Heute werfe ich alles, was ich habe, auf einen Haufen und sortiere. Alle Klamotten und der Technikkram fliegen aufs Bett, die ganzen Beutel und Taschen leere ich, schmeiße alles durcheinander und sortiere dann aus und den Rest neu. Innerhalb von einer halben Stunde bin ich ein paar Sachen los und habe wieder Ordnung. Leichter kann man sich nicht das Gefühl verschaffen, die Dinge im Griff zu haben.

26. Januar 2022

In Thailand stehen am Eingang von jedem Restaurant und Geschäft Fieberthermometer, an denen man per Handauflegen seine Temperatur messen muss.
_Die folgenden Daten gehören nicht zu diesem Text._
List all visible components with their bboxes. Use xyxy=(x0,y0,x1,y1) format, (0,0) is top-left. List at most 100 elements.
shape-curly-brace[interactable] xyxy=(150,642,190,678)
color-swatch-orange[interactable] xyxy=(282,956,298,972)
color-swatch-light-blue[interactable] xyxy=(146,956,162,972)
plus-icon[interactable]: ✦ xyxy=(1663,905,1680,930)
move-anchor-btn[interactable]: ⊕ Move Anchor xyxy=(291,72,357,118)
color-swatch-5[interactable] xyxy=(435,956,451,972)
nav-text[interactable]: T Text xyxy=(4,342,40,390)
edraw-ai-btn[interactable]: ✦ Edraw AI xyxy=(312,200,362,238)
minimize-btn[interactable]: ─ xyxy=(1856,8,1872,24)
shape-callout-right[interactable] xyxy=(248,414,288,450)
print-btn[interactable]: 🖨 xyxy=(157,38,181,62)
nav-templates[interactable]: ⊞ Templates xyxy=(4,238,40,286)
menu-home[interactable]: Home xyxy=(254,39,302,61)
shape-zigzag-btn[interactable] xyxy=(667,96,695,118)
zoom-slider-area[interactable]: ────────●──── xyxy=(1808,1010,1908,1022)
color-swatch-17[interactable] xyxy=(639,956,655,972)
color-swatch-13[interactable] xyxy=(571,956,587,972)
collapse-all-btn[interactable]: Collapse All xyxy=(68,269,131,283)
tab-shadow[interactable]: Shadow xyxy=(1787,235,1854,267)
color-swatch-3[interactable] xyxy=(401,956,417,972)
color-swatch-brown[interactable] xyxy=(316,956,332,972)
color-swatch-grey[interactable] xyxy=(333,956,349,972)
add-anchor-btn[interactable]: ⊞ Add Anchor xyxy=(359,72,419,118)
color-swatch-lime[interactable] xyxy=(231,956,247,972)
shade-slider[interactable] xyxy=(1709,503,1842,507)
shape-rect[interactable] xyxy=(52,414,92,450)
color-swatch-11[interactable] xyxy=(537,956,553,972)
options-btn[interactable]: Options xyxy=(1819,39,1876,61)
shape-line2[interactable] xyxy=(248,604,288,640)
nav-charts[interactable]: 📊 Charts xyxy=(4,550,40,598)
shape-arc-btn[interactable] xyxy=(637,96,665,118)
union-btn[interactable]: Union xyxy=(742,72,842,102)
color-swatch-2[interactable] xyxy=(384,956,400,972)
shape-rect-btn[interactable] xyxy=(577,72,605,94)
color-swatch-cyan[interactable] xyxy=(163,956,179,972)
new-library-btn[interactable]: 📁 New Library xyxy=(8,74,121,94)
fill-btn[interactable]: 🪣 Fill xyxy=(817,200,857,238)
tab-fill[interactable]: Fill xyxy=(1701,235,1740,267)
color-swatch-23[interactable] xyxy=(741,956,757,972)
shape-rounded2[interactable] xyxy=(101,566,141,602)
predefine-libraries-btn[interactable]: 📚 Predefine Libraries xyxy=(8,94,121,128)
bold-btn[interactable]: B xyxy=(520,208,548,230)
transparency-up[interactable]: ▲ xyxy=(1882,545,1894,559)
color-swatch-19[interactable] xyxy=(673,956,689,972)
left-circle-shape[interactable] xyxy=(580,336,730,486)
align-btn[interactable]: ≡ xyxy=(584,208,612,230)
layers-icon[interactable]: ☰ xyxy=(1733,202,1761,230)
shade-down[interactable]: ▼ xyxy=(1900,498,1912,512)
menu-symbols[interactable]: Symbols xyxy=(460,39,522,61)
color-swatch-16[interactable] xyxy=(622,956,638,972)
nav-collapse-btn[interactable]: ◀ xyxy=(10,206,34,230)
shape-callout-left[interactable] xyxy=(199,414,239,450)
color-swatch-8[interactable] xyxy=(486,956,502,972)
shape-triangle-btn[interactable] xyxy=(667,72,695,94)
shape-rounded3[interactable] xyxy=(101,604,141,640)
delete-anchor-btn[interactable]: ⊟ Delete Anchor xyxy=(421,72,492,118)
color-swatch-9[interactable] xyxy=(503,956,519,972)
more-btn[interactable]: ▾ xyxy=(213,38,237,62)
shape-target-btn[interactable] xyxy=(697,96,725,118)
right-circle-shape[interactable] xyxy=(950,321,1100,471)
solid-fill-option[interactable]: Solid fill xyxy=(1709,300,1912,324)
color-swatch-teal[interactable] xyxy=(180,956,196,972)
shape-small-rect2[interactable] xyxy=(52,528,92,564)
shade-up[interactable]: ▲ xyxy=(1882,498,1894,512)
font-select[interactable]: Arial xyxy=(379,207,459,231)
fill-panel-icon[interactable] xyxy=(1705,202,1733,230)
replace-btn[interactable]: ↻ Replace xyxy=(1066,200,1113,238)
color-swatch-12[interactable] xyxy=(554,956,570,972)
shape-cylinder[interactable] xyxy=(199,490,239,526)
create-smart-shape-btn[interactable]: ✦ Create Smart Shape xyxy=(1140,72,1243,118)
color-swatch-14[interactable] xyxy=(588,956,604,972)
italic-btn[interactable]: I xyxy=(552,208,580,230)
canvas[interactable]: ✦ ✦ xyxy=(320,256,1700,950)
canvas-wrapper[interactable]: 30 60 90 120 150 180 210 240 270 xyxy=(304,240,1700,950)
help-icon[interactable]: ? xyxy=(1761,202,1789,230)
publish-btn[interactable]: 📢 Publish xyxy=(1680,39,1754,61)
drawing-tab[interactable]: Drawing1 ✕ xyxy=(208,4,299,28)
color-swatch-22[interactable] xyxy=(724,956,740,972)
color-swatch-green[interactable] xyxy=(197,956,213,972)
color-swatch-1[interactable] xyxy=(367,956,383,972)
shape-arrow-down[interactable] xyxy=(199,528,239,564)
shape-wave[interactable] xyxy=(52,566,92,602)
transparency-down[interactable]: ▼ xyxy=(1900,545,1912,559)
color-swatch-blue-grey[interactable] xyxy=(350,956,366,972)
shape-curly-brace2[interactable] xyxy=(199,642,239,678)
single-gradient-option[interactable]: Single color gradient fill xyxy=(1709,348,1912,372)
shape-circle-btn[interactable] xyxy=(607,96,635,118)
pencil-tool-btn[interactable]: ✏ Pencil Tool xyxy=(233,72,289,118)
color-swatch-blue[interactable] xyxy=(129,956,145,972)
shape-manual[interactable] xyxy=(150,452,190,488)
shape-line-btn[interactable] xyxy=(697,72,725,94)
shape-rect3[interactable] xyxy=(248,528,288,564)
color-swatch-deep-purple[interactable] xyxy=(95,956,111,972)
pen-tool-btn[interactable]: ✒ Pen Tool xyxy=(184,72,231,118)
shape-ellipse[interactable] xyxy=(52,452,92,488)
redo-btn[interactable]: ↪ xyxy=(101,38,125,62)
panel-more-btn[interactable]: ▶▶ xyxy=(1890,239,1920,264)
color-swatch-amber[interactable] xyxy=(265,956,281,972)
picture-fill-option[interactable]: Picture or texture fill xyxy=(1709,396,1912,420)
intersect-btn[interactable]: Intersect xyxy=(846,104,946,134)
Die Geräte zeigen immer viel zu niedrige Temperaturen an, höchstens 36 Grad. Mit Fieber würde hier Normaltemperatur angezeigt. Das erinnert mich an die Sicherheitsschleusen in der Bangkoker Metro, die bei jedem Fahrgast piepen, man aber einfach weitergeht. Die Fieberthermometer piepen übrigens auch. Alle fühlen sich sehr sicher, weil eine Maschine piept.

27. Januar 2022

Ich stoße immer wieder auf die Aussage, dass ein Projekt genau so lange dauert, wie Zeit dafür eingeplant ist. Vorgestern habe ich mir das zunutze gemacht und mir nur bis zum Ende des Tages für eine Aufgabe Zeit gegeben, für die ich sonst eine Woche gebraucht hätte. Könnte mein neuer Lifehack sein.

28. Januar 2022

Im Frühstückscafé glotzen auf einmal alle in den Farn, der auf der Terrasse hängt. Ist der so schön? Nein, im Farn hängt eine grüne Schlange. Faszinierend. Noch faszinierender: Sie hat einen Frosch im Maul und versucht ihn sich einzuverleiben, während der sich verzweifelt mit seinen Hinterbeinen am Farn festklammert. Das klingt jetzt recht grausam, war es auch, aber in seiner Natürlichkeit und Unabwendbarkeit auch irgendwie schön.

29. Januar 2022

Ich bin immer wieder überrascht, wie gut ich mittlerweile mit dem Zehnfingersystem schreibe, was ich mir erst vor zwei, drei Jahren mit der App TIPP10 beigebracht habe. Da ich täglich schreibe, habe ich einfach sehr viel geübt und bin jetzt auf einem total ausreichenden Level. Wenn ich das gleiche jetzt mit einer Gitarre machen würde…

30. Januar 2022

Es gibt auf Social Media, nehmen wir mal Instagram, zwei Güter: Inhalte und Aufmerksamkeit. Der Anreiz, Inhalte der Plattform kostenlos zur Verfügung zu stellen, besteht darin, Aufmerksamkeit zu bekommen, und zwar in Form von Likes und Kommentaren. Und damit man mehr Aufmerksamkeit für seine Inhalte bekommt, also mehr Follower und mehr Interaktion mit den eigenen Inhalten, muss man was tun? Selbst liken und kommentieren wie ein Bekloppter. Macht man das, bekommt man Aufmerksamkeit, macht man es nicht, bekommt man keine. Die Plattformen schaffen es also, beide Güter, die von den Nutzern getauscht werden, Inhalte und Aufmerksamkeit, kostenlos zu bekommen. Und da sie (die Plattformen) einen winzigen Teil davon verkaufen (die Aufmerksamkeit für bezahlt prominent ausgespielte Inhalte aka Ads), verdienen sie sich dumm und dämlich. Ich glaube, es ist schließlich doch jemandem gelungen, das Perpetuum Mobile zu erfinden.

31. Januar 2022

Das erste Mal seit Monaten faste ich wieder einen Tag. Es ist erstaunlich einfach, ich habe überhaupt keinen Hunger.